The point is this moment with him feels long overdue and I can't seem to stop myself or have the want to stop myself.

My lips search for peace in his but I feel conflict. It's overwhelming and I want to drown myself with him.

Sensing my internal turmoil, he slams us into the wall. The sting is painfully blissful. The impact loosens my hold on him. I desperately readjust and cling harder.

"If I don't get inside you soon, I'm going to combust," Zain mumbles into my lips.

His words were like a prayer answered.

"Then why aren't your clothes off yet," I ask as I cling to his shirt.

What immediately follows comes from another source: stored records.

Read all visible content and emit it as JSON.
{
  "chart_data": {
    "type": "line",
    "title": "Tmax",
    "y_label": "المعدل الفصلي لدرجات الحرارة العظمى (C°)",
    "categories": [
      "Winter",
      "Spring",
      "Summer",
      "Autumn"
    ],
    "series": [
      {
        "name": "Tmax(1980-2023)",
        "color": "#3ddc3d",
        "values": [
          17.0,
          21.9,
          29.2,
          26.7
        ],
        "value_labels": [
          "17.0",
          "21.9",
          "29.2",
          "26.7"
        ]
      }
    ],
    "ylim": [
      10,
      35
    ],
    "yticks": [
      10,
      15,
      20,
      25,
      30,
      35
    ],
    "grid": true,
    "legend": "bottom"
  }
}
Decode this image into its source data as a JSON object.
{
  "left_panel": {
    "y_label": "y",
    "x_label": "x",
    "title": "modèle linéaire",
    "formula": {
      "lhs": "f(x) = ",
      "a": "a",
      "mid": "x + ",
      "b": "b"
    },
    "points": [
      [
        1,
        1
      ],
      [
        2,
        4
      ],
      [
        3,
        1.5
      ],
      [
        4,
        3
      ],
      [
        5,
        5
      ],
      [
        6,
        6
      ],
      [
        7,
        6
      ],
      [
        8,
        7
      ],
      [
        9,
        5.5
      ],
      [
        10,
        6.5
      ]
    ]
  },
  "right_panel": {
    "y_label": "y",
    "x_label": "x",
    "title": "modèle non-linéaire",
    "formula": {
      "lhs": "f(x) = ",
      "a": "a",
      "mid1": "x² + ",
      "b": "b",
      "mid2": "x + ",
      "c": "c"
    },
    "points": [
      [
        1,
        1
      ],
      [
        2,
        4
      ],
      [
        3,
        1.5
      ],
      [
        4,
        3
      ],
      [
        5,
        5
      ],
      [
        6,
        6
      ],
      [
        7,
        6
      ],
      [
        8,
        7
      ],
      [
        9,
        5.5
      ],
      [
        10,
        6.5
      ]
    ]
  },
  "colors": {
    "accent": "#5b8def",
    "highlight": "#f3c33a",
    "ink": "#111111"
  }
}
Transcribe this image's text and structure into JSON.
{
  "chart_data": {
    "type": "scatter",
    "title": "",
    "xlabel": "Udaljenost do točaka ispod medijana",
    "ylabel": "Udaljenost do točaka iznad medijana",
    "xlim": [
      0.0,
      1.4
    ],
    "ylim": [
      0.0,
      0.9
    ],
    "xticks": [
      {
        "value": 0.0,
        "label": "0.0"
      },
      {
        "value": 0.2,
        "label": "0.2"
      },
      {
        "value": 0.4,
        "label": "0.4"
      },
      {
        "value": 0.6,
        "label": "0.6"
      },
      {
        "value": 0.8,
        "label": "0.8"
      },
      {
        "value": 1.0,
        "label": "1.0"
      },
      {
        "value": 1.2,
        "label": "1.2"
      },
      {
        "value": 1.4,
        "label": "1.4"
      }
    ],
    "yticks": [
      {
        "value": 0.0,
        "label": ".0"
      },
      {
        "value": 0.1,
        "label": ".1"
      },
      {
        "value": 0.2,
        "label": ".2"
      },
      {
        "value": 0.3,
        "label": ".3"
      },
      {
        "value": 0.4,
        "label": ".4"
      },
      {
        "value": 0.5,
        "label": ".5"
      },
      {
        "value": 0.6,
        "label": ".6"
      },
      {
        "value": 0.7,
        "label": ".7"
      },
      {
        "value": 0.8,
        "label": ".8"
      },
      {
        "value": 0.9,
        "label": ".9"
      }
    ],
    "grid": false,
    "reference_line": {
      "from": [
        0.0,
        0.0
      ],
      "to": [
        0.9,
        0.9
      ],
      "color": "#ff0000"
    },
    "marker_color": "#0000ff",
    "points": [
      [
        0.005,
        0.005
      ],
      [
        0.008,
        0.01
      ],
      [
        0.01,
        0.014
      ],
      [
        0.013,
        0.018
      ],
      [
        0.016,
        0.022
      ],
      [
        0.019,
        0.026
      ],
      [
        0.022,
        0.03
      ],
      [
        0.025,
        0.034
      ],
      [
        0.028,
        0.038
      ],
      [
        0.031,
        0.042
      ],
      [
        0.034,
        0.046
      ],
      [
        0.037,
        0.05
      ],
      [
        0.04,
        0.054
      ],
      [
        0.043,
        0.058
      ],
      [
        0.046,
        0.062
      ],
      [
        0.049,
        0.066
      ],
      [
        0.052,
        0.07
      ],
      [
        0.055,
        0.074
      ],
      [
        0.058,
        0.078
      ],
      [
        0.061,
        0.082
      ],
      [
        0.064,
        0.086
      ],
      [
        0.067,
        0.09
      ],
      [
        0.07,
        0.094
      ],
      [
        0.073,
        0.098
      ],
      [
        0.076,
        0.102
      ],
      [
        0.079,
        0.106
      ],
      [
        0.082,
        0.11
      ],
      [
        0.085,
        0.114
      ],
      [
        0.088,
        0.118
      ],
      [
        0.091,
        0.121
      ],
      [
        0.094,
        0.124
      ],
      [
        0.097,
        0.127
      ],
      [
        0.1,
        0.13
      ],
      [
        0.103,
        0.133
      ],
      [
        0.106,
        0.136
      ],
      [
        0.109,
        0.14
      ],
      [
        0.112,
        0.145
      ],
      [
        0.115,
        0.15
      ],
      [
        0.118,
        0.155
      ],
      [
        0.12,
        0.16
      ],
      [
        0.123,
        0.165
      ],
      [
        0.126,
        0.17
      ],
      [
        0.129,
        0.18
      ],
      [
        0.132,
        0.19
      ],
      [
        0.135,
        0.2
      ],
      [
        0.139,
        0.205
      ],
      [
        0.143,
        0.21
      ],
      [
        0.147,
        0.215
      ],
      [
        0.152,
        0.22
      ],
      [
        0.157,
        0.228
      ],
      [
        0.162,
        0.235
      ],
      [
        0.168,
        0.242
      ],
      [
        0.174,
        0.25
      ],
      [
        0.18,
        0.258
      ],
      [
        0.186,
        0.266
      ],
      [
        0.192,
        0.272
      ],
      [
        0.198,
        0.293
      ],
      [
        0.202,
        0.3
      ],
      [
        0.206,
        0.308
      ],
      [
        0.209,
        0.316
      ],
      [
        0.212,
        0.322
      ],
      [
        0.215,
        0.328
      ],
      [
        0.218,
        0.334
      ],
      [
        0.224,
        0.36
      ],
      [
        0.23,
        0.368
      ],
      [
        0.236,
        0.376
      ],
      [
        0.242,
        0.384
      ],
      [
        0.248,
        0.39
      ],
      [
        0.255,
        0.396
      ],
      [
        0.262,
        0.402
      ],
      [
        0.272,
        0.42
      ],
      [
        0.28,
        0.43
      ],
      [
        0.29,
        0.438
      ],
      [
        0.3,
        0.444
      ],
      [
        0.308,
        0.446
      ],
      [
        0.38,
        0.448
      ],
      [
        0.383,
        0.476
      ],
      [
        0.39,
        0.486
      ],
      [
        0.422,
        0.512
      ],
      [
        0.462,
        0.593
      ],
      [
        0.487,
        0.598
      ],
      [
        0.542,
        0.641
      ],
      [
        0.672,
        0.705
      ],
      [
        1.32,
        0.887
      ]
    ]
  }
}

There is a rumble in his chest and I shiver with delight. He quickly lifts his hands and I assist taking his shirt off. His warm flesh heats more than my body. Starts to melt me from the inside out.

But I wanted more than his flesh against me. I want him on me, inside me. I release my legs and hop off, making my desperate attempt to free the part of him that will make me feel undeniably whole.

He pushes my hand away and I scrunch my eyebrows at him.

"Move," I order.

He gives me a devilish smirk before forcefully spinning me around, my back toward his front. He pulls me against him by my neck. I jerk my head to the side and up to meet his lips.

His lips caress mine. As his hand rests possesively over my neck, keeping me firm against him, I feel his bulge slightly above my backside.

I moan against him and he slides his tongue inside my mouth. The push and pull of our tongues reminds me how much I want something else inside.

"Quite the little whore," he says against my lips as he slowly pulls away to gaze me in the eyes.

His voice is so smooth and silky that I completely pass the content of his words until he speaks again.

He lowers his lips against my ears and the whisper brings shivers down my spine.

"Can your bloodsucker make you feel this? Can he bring you to the edge without plunging into you?"

I turn my head but his hands grab mine and lead them to the wall. I lean against it as he leans against me.

The move is quick and meant to shut any protest. It angers me but I remember this is what I asked of him, to be free of any relationship with him.

I don't want kind words, sweet kisses, or praises. I don't want to fall for my mate. I want to hate him, to believe the things that are coming out of his mouth so that I don't make the mistake of blind loyalty toward him.